Dutertes jüngste Annäherungsversuche an China (und Russland) werden in Washington mit Misstrauen beobachtet. Dutertes seit Juli laufender Anti-Drogen-Feldzug zudem als eklatante Verletzung der Menschenrechte kritisiert. Als Kolonialmacht auf den Philippinen war Amerika bei der gewaltsamen Niederschlagung politischen Widerstandes selbst keineswegs zimperlich gewesen: rund 250.000 Filipinos sollen zwischen 1899 und 1901 ihr Leben verloren haben.

Dennoch könnte Duterte mit dem Vorwurf massiver Menschenrechtsverletzungen ein Strick gedreht werden, um dessen politisches Mandat vorzeitig zu beenden. Damit würde sich Amerika  eines widerspenstigen (und zur Zusammenarbeit mit Kommunisten bereiten!) Politikers im West-Pazifik entledigen können - einer Region, in der sich eine militärische Konfrontation zwischen China und den USA bereits seit Jahren gefährlich zuzuspitzen droht.

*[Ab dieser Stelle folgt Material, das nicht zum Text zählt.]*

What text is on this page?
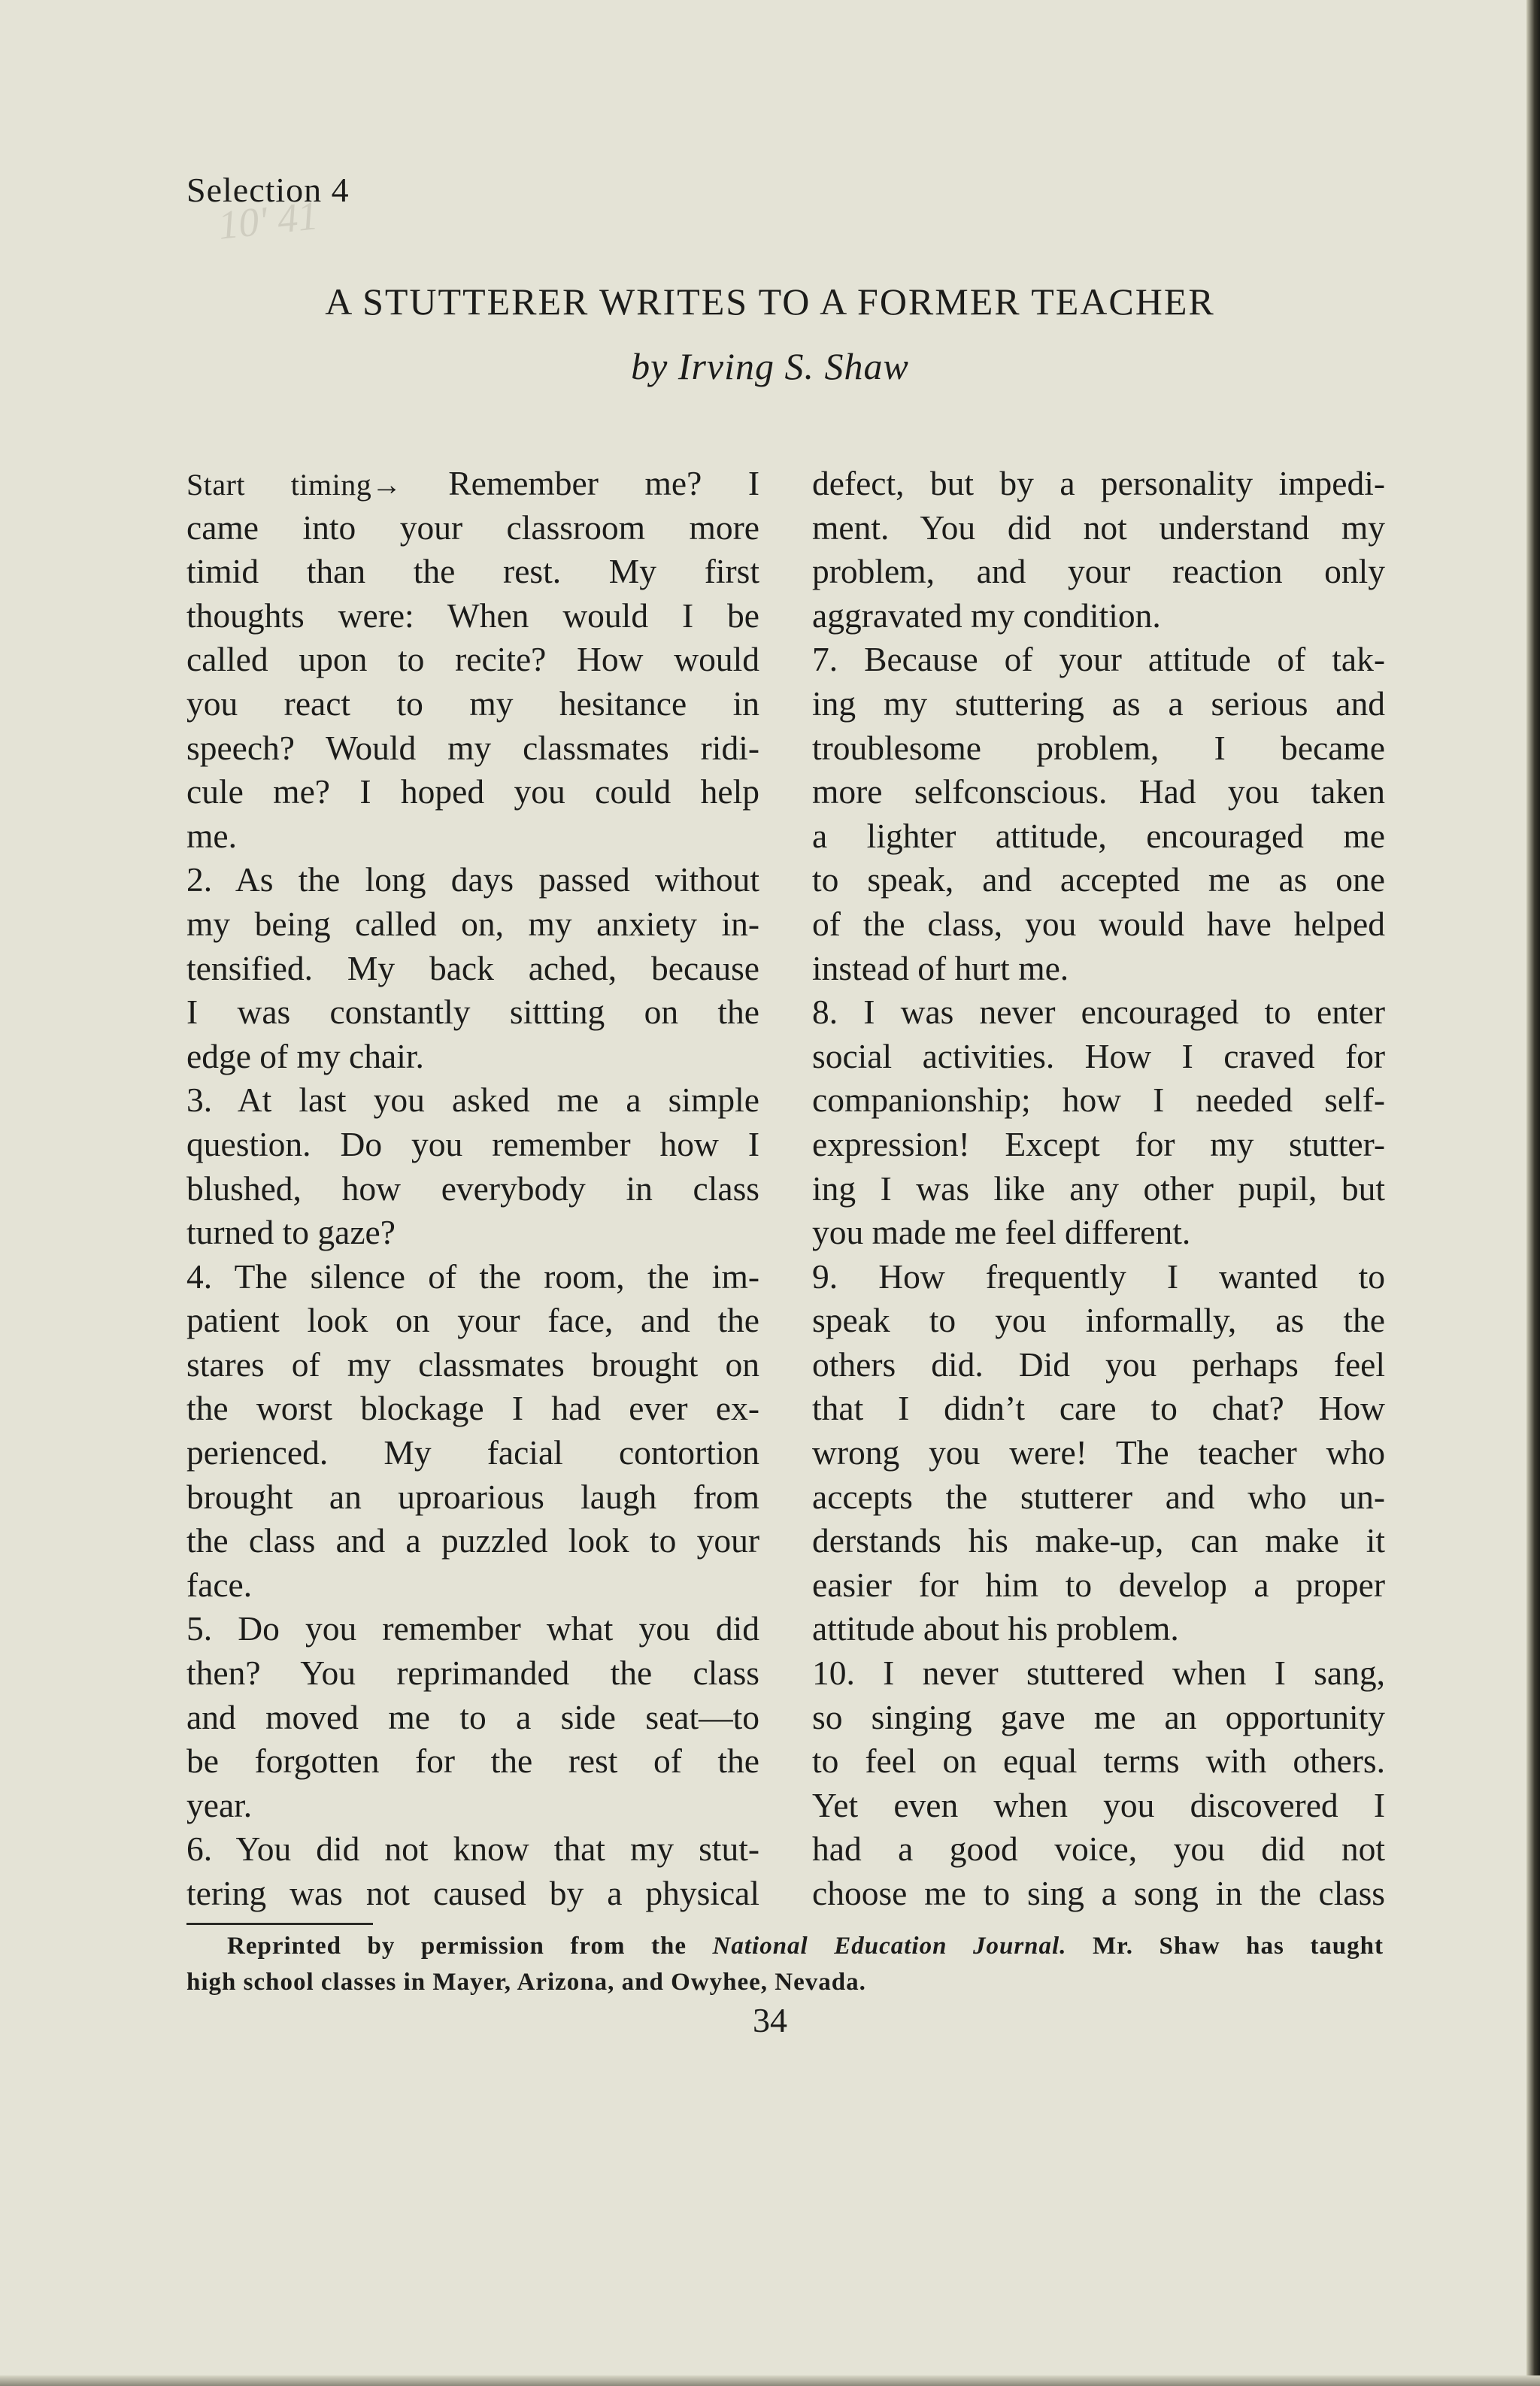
Selection 4
10' 41
A STUTTERER WRITES TO A FORMER TEACHER
by Irving S. Shaw
Start timing→ Remember me? I
came into your classroom more
timid than the rest. My first
thoughts were: When would I be
called upon to recite? How would
you react to my hesitance in
speech? Would my classmates ridi-
cule me? I hoped you could help
me.
2. As the long days passed without
my being called on, my anxiety in-
tensified. My back ached, because
I was constantly sittting on the
edge of my chair.
3. At last you asked me a simple
question. Do you remember how I
blushed, how everybody in class
turned to gaze?
4. The silence of the room, the im-
patient look on your face, and the
stares of my classmates brought on
the worst blockage I had ever ex-
perienced. My facial contortion
brought an uproarious laugh from
the class and a puzzled look to your
face.
5. Do you remember what you did
then? You reprimanded the class
and moved me to a side seat—to
be forgotten for the rest of the
year.
6. You did not know that my stut-
tering was not caused by a physical
defect, but by a personality impedi-
ment. You did not understand my
problem, and your reaction only
aggravated my condition.
7. Because of your attitude of tak-
ing my stuttering as a serious and
troublesome problem, I became
more selfconscious. Had you taken
a lighter attitude, encouraged me
to speak, and accepted me as one
of the class, you would have helped
instead of hurt me.
8. I was never encouraged to enter
social activities. How I craved for
companionship; how I needed self-
expression! Except for my stutter-
ing I was like any other pupil, but
you made me feel different.
9. How frequently I wanted to
speak to you informally, as the
others did. Did you perhaps feel
that I didn’t care to chat? How
wrong you were! The teacher who
accepts the stutterer and who un-
derstands his make-up, can make it
easier for him to develop a proper
attitude about his problem.
10. I never stuttered when I sang,
so singing gave me an opportunity
to feel on equal terms with others.
Yet even when you discovered I
had a good voice, you did not
choose me to sing a song in the class
Reprinted by permission from the National Education Journal. Mr. Shaw has taught
high school classes in Mayer, Arizona, and Owyhee, Nevada.
34
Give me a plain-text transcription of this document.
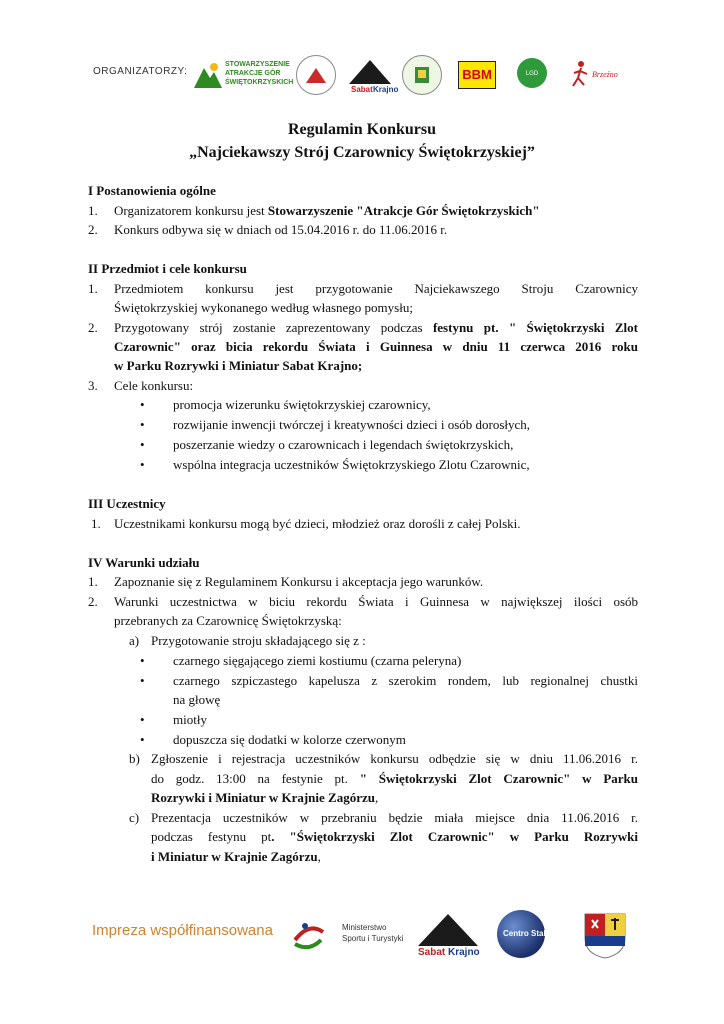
ORGANIZATORZY:
STOWARZYSZENIE
ATRAKCJE GÓR
ŚWIĘTOKRZYSKICH
Sabat Krajno
BBM	LGD	Brzeźno
Regulamin Konkursu
„Najciekawszy Strój Czarownicy Świętokrzyskiej”
I Postanowienia ogólne
1. Organizatorem konkursu jest Stowarzyszenie "Atrakcje Gór Świętokrzyskich"
2. Konkurs odbywa się w dniach od 15.04.2016 r. do 11.06.2016 r.
II Przedmiot i cele konkursu
1. Przedmiotem konkursu jest przygotowanie Najciekawszego Stroju Czarownicy
Świętokrzyskiej wykonanego według własnego pomysłu;
2. Przygotowany strój zostanie zaprezentowany podczas festynu pt. " Świętokrzyski Zlot
Czarownic" oraz bicia rekordu Świata i Guinnesa w dniu 11 czerwca 2016 roku
w Parku Rozrywki i Miniatur Sabat Krajno;
3. Cele konkursu:
• promocja wizerunku świętokrzyskiej czarownicy,
• rozwijanie inwencji twórczej i kreatywności dzieci i osób dorosłych,
• poszerzanie wiedzy o czarownicach i legendach świętokrzyskich,
• wspólna integracja uczestników Świętokrzyskiego Zlotu Czarownic,
III Uczestnicy
1. Uczestnikami konkursu mogą być dzieci, młodzież oraz dorośli z całej Polski.
IV Warunki udziału
1. Zapoznanie się z Regulaminem Konkursu i akceptacja jego warunków.
2. Warunki uczestnictwa w biciu rekordu Świata i Guinnesa w największej ilości osób
przebranych za Czarownicę Świętokrzyską:
a) Przygotowanie stroju składającego się z :
• czarnego sięgającego ziemi kostiumu (czarna peleryna)
• czarnego szpiczastego kapelusza z szerokim rondem, lub regionalnej chustki
na głowę
• miotły
• dopuszcza się dodatki w kolorze czerwonym
b) Zgłoszenie i rejestracja uczestników konkursu odbędzie się w dniu 11.06.2016 r.
do godz. 13:00 na festynie pt. " Świętokrzyski Zlot Czarownic" w Parku
Rozrywki i Miniatur w Krajnie Zagórzu,
c) Prezentacja uczestników w przebraniu będzie miała miejsce dnia 11.06.2016 r.
podczas festynu pt. "Świętokrzyski Zlot Czarownic" w Parku Rozrywki
i Miniatur w Krajnie Zagórzu,
Impreza współfinansowana	Ministerstwo
Sportu i Turystyki
Sabat Krajno
Centro Stal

Droht den Philippinen ein Militärcoup?

Die Manila Times berichtete am 24. September über eine Anhörung im Senatskomitee für Justiz und Menschenrechte. Dort sollen Optionen für einen Regimewechsel in Manila diskutiert worden sein: neben einem Amtsenthebungsverfahren auch ein Militärcoup. Wiederholt hat das philippinische Militär in die Politik des Inselstaates eingegriffen, um Präsidenten zu entmachten: Ferdinand Marcos und Joseph Estrada. Im Gegensatz zu seinen Amtsvorgängern pflegt Duterte ungewöhnlich engen Kontakt zum Militär. Dort schlägt dem Präsidenten viel Sympathie entgegen: Rodrigo Duterte ließ vor kurzem den Sold philippinischer Soldaten kräftig anheben.  Ob das reicht?   

Wilfried Arz ist Politikwissenschaftler in Bangkok/Thailand.